Nous vous avons fait des propositions, depuis trois ans, pour financer la retraite à 60 ans, pour promouvoir la relance de l’emploi industriel, mieux répartir les richesses entre capital et travail, pour engager une refonte de notre fiscalité en introduisant le principe d’une modulation des contributions des entreprises en fonction de leur politique sociale. Nous vous avons également fait des propositions visant le relèvement des salaires et des pensions, la taxation du capital, l’interdiction des licenciements économiques dans les entreprises qui réalisent des profits, de nouvelles modalités de l’aide publique au financement des entreprises via la création d’un pôle financier public. Ces propositions visent toutes à conjuguer justice sociale et efficacité économique ; vous les avez méprisées, comme l’ont été nos concitoyens. Du rapport du Secours catholique aux statistiques de l’INSEE, des drames de la souffrance au travail aux mobilisations incessantes des salariés, tous les indicateurs convergent, qui expriment et justifient la défiance de nos concitoyens à l’égard de votre gouvernement et leur exigence d’une autre politique. Ce n’est pas votre responsabilité que vous engagez devant la représentation nationale aujourd’hui, mais l’avenir de notre pays, car vous prenez, en réalité, l’engagement de persister dans l’injustice et l’irresponsabilité.

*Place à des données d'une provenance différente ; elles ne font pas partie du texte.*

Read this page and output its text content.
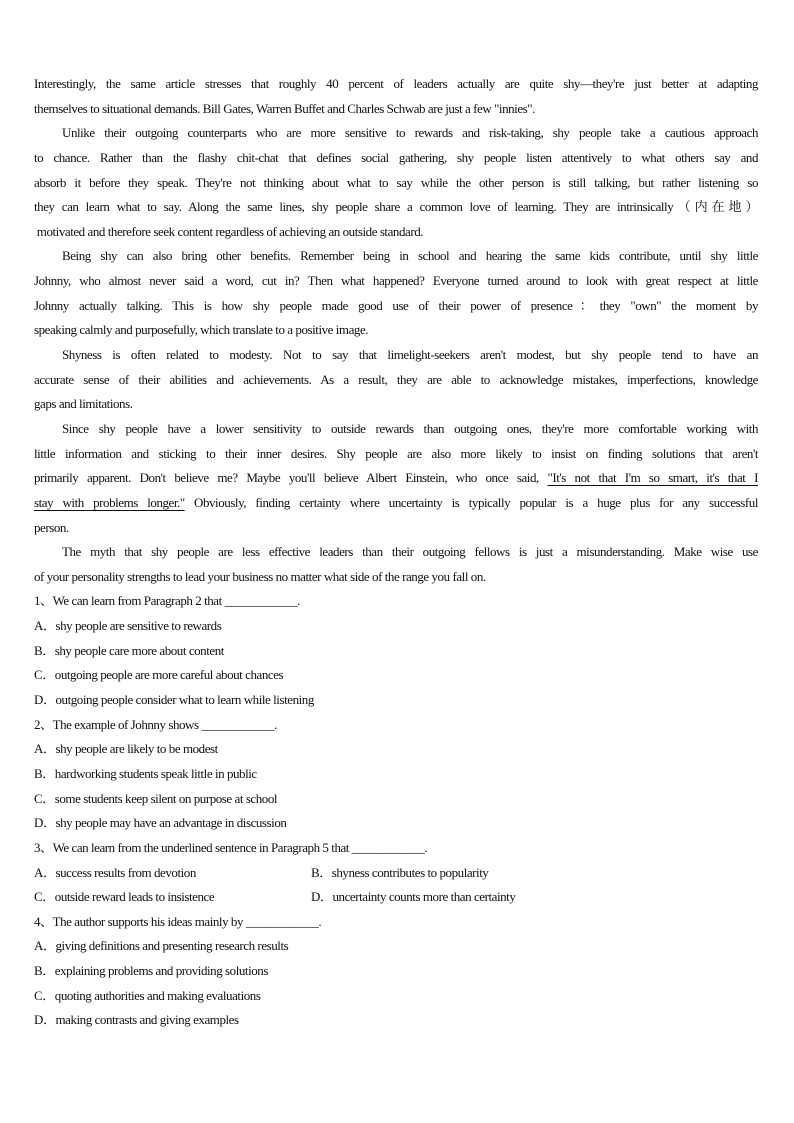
Interestingly, the same article stresses that roughly 40 percent of leaders actually are quite shy—they're just better at adapting
themselves to situational demands. Bill Gates, Warren Buffet and Charles Schwab are just a few "innies".
Unlike their outgoing counterparts who are more sensitive to rewards and risk-taking, shy people take a cautious approach
to chance. Rather than the flashy chit-chat that defines social gathering, shy people listen attentively to what others say and
absorb it before they speak. They're not thinking about what to say while the other person is still talking, but rather listening so
they can learn what to say. Along the same lines, shy people share a common love of learning. They are intrinsically（内在地）
motivated and therefore seek content regardless of achieving an outside standard.
Being shy can also bring other benefits. Remember being in school and hearing the same kids contribute, until shy little
Johnny, who almost never said a word, cut in? Then what happened? Everyone turned around to look with great respect at little
Johnny actually talking. This is how shy people made good use of their power of presence：they "own" the moment by
speaking calmly and purposefully, which translate to a positive image.
Shyness is often related to modesty. Not to say that limelight-seekers aren't modest, but shy people tend to have an
accurate sense of their abilities and achievements. As a result, they are able to acknowledge mistakes, imperfections, knowledge
gaps and limitations.
Since shy people have a lower sensitivity to outside rewards than outgoing ones, they're more comfortable working with
little information and sticking to their inner desires. Shy people are also more likely to insist on finding solutions that aren't
primarily apparent. Don't believe me? Maybe you'll believe Albert Einstein, who once said, "It's not that I'm so smart, it's that I
stay with problems longer." Obviously, finding certainty where uncertainty is typically popular is a huge plus for any successful
person.
The myth that shy people are less effective leaders than their outgoing fellows is just a misunderstanding. Make wise use
of your personality strengths to lead your business no matter what side of the range you fall on.
1、We can learn from Paragraph 2 that ____________.
A．shy people are sensitive to rewards
B．shy people care more about content
C．outgoing people are more careful about chances
D．outgoing people consider what to learn while listening
2、The example of Johnny shows ____________.
A．shy people are likely to be modest
B．hardworking students speak little in public
C．some students keep silent on purpose at school
D．shy people may have an advantage in discussion
3、We can learn from the underlined sentence in Paragraph 5 that ____________.
A．success results from devotion	B．shyness contributes to popularity
C．outside reward leads to insistence	D．uncertainty counts more than certainty
4、The author supports his ideas mainly by ____________.
A．giving definitions and presenting research results
B．explaining problems and providing solutions
C．quoting authorities and making evaluations
D．making contrasts and giving examples
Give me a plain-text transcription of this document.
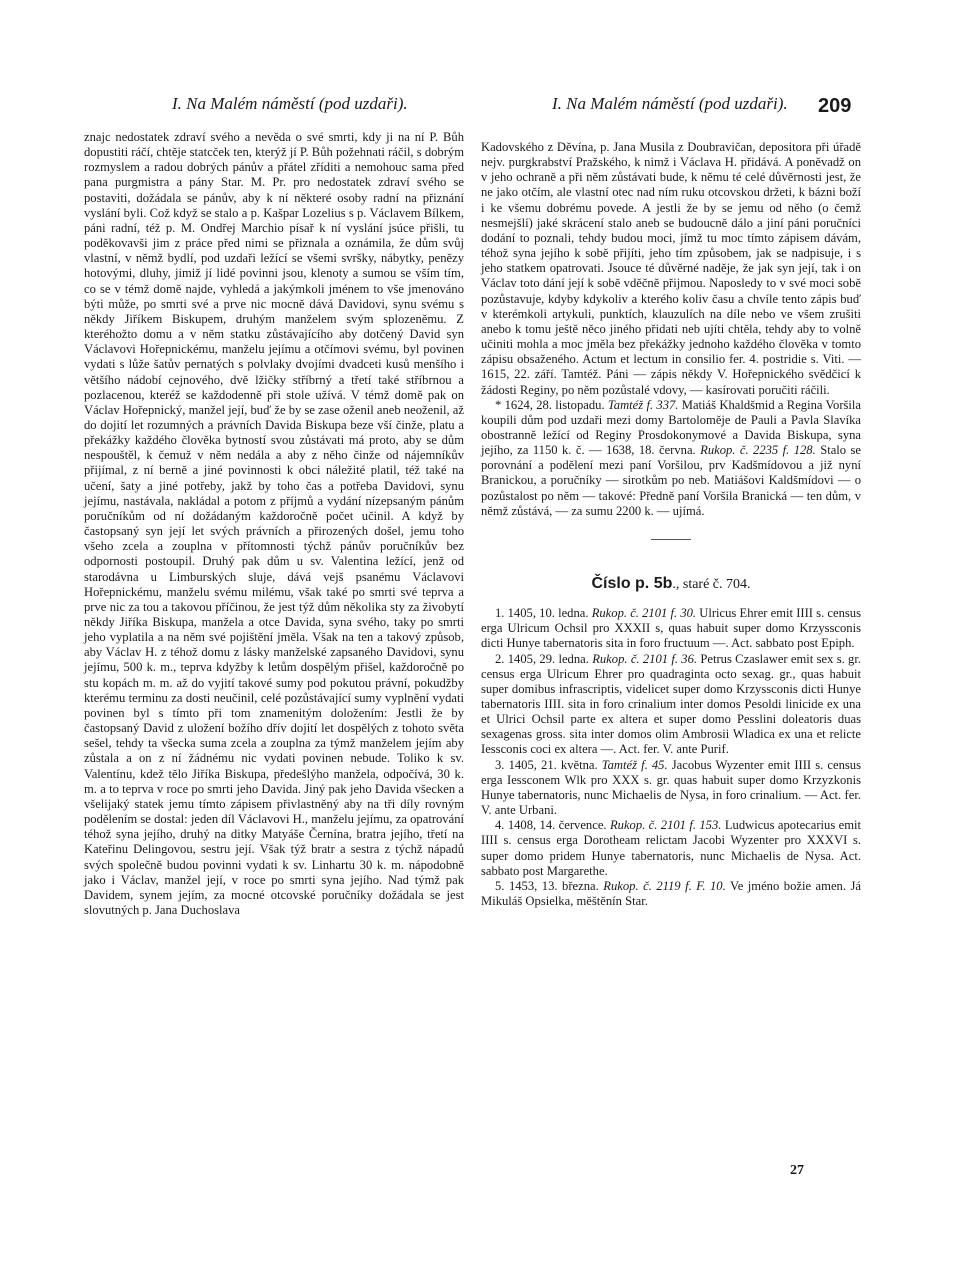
I. Na Malém náměstí (pod uzdaři).	I. Na Malém náměstí (pod uzdaři). 209

znajc nedostatek zdraví svého a nevěda o své smrti, kdy ji na ní P. Bůh dopustiti ráčí, chtěje statcček ten, kterýž jí P. Bůh požehnati ráčil, s dobrým rozmyslem a radou dobrých pánův a přátel zříditi a nemohouc sama před pana purgmistra a pány Star. M. Pr. pro nedostatek zdraví svého se postaviti, dožádala se pánův, aby k ní některé osoby radní na přiznání vyslání byli. Což když se stalo a p. Kašpar Lozelius s p. Václavem Bílkem, páni radní, též p. M. Ondřej Marchio písař k ní vyslání jsúce přišli, tu poděkovavši jim z práce před nimi se přiznala a oznámila, že dům svůj vlastní, v němž bydlí, pod uzdaři ležící se všemi svršky, nábytky, penězy hotovými, dluhy, jimiž jí lidé povinni jsou, klenoty a sumou se vším tím, co se v témž domě najde, vyhledá a jakýmkoli jménem to vše jmenováno býti může, po smrti své a prve nic mocně dává Davidovi, synu svému s někdy Jiříkem Biskupem, druhým manželem svým splozeněmu. Z kteréhožto domu a v něm statku zůstávajícího aby dotčený David syn Václavovi Hořepnickému, manželu jejímu a otčímovi svému, byl povinen vydati s lůže šatův pernatých s polvlaky dvojími dvadceti kusů menšího i většího nádobí cejnového, dvě lžičky stříbrný a třetí také stříbrnou a pozlacenou, kteréž se každodenně při stole užívá. V témž domě pak on Václav Hořepnický, manžel její, buď že by se zase oženil aneb neoženil, až do dojití let rozumných a právních Davida Biskupa beze vší činže, platu a překážky každého člověka bytností svou zůstávati má proto, aby se dům nespouštěl, k čemuž v něm nedála a aby z něho činže od nájemníkův přijímal, z ní berně a jiné povinnosti k obci náležité platil, též také na učení, šaty a jiné potřeby, jakž by toho čas a potřeba Davidovi, synu jejímu, nastávala, nakládal a potom z příjmů a vydání nízepsaným pánům poručníkům od ní dožádaným každoročně počet učinil. A když by častopsaný syn její let svých právních a přirozených došel, jemu toho všeho zcela a zouplna v přítomnosti týchž pánův poručníkův bez odpornosti postoupil. Druhý pak dům u sv. Valentina ležící, jenž od starodávna u Limburských sluje, dává vejš psanému Václavovi Hořepnickému, manželu svému milému, však také po smrti své teprva a prve nic za tou a takovou příčinou, že jest týž dům několika sty za živobytí někdy Jiříka Biskupa, manžela a otce Davida, syna svého, taky po smrti jeho vyplatila a na něm své pojištění jměla. Však na ten a takový způsob, aby Václav H. z téhož domu z lásky manželské zapsaného Davidovi, synu jejímu, 500 k. m., teprva kdyžby k letům dospělým přišel, každoročně po stu kopách m. m. až do vyjití takové sumy pod pokutou právní, pokudžby kterému terminu za dosti neučinil, celé pozůstávající sumy vyplnění vydati povinen byl s tímto při tom znamenitým doložením: Jestli že by častopsaný David z uložení božího dřív dojití let dospělých z tohoto světa sešel, tehdy ta všecka suma zcela a zouplna za týmž manželem jejím aby zůstala a on z ní žádnému nic vydati povinen nebude. Toliko k sv. Valentínu, kdež tělo Jiříka Biskupa, předešlýho manžela, odpočívá, 30 k. m. a to teprva v roce po smrti jeho Davida. Jiný pak jeho Davida všecken a všelijaký statek jemu tímto zápisem přivlastněný aby na tři díly rovným podělením se dostal: jeden díl Václavovi H., manželu jejímu, za opatrování téhož syna jejího, druhý na ditky Matyáše Černína, bratra jejího, třetí na Kateřinu Delingovou, sestru její. Však týž bratr a sestra z týchž nápadů svých společně budou povinni vydati k sv. Linhartu 30 k. m. nápodobně jako i Václav, manžel její, v roce po smrti syna jejího. Nad týmž pak Davidem, synem jejím, za mocné otcovské poručníky dožádala se jest slovutných p. Jana Duchoslava

Kadovského z Děvína, p. Jana Musila z Doubravičan, depositora při úřadě nejv. purgkrabství Pražského, k nimž i Václava H. přidává. A poněvadž on v jeho ochraně a při něm zůstávati bude, k němu té celé důvěrnosti jest, že ne jako otčím, ale vlastní otec nad ním ruku otcovskou držeti, k bázni boží i ke všemu dobrému povede. A jestli že by se jemu od něho (o čemž nesmejšlí) jaké skrácení stalo aneb se budoucně dálo a jiní páni poručníci dodání to poznali, tehdy budou moci, jímž tu moc tímto zápisem dávám, téhož syna jejího k sobě přijíti, jeho tím způsobem, jak se nadpisuje, i s jeho statkem opatrovati. Jsouce té důvěrné naděje, že jak syn její, tak i on Václav toto dání její k sobě vděčně přijmou. Naposledy to v své moci sobě pozůstavuje, kdyby kdykoliv a kterého koliv času a chvíle tento zápis buď v kterémkoli artykuli, punktích, klauzulích na díle nebo ve všem zrušiti anebo k tomu ještě něco jiného přidati neb ujíti chtěla, tehdy aby to volně učiniti mohla a moc jměla bez překážky jednoho každého člověka v tomto zápisu obsaženého. Actum et lectum in consilio fer. 4. postridie s. Viti. — 1615, 22. září. Tamtéž. Páni — zápis někdy V. Hořepnického svědčicí k žádosti Reginy, po něm pozůstalé vdovy, — kasírovati poručiti ráčili.

* 1624, 28. listopadu. Tamtéž f. 337. Matiáš Khaldšmid a Regina Voršila koupili dům pod uzdaři mezi domy Bartoloměje de Pauli a Pavla Slavíka obostranně ležící od Reginy Prosdokonymové a Davida Biskupa, syna jejího, za 1150 k. č. — 1638, 18. června. Rukop. č. 2235 f. 128. Stalo se porovnání a podělení mezi paní Voršilou, prv Kadšmídovou a již nyní Branickou, a poručníky — sirotkům po neb. Matiášovi Kaldšmídovi — o pozůstalost po něm — takové: Předně paní Voršila Branická — ten dům, v němž zůstává, — za sumu 2200 k. — ujímá.

Číslo p. 5b., staré č. 704.

1. 1405, 10. ledna. Rukop. č. 2101 f. 30. Ulricus Ehrer emit IIII s. census erga Ulricum Ochsil pro XXXII s, quas habuit super domo Krzyssconis dicti Hunye tabernatoris sita in foro fructuum —. Act. sabbato post Epiph.

2. 1405, 29. ledna. Rukop. č. 2101 f. 36. Petrus Czaslawer emit sex s. gr. census erga Ulricum Ehrer pro quadraginta octo sexag. gr., quas habuit super domibus infrascriptis, videlicet super domo Krzyssconis dicti Hunye tabernatoris IIII. sita in foro crinalium inter domos Pesoldi linicide ex una et Ulrici Ochsil parte ex altera et super domo Pesslini doleatoris duas sexagenas gross. sita inter domos olim Ambrosii Wladica ex una et relicte Iessconis coci ex altera —. Act. fer. V. ante Purif.

3. 1405, 21. května. Tamtéž f. 45. Jacobus Wyzenter emit IIII s. census erga Iessconem Wlk pro XXX s. gr. quas habuit super domo Krzyzkonis Hunye tabernatoris, nunc Michaelis de Nysa, in foro crinalium. — Act. fer. V. ante Urbani.

4. 1408, 14. července. Rukop. č. 2101 f. 153. Ludwicus apotecarius emit IIII s. census erga Dorotheam relictam Jacobi Wyzenter pro XXXVI s. super domo pridem Hunye tabernatoris, nunc Michaelis de Nysa. Act. sabbato post Margarethe.

5. 1453, 13. března. Rukop. č. 2119 f. F. 10. Ve jméno božie amen. Já Mikuláš Opsielka, měštěnín Star.

27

Monsieur le Premier ministre, les députés de la Gauche démocrate et républicaine, et les Verts, vous refusent la confiance. En cela, ils portent la voix d’une majorité de nos concitoyens. (Applaudissements sur les bancs du groupe GDR et sur de nombreux bancs du groupe SRC.)

M. le président. Pour le groupe Nouveau Centre, la parole est à M. François Sauvadet,.

M. François Sauvadet. Une déclaration de politique générale est toujours un moment très important, parce qu’elle consiste à fixer le cap pour les mois à venir, et ce dans un contexte totalement différent de celui de 2007. En effet, vous l’avez rappelé vous-même, monsieur le Premier ministre, nous avons connu une crise économique et financière sans précédent. Nous ne devons pas laisser croire aujourd’hui à nos compatriotes que les effets de cette crise se sont effacés et que nous en sommes aujourd’hui sortis. Mes collègues ont d’ailleurs interrogé, hier, le Gouvernement sur les conséquences de nouvelles secousses qui se profilent : après la Grèce, c’est l’Irlande qui est confrontée à une révision drastique de sa politique et à une dégradation violente de ses capacités de financement. Nous voyons donc bien que l’euro est aujourd’hui menacé.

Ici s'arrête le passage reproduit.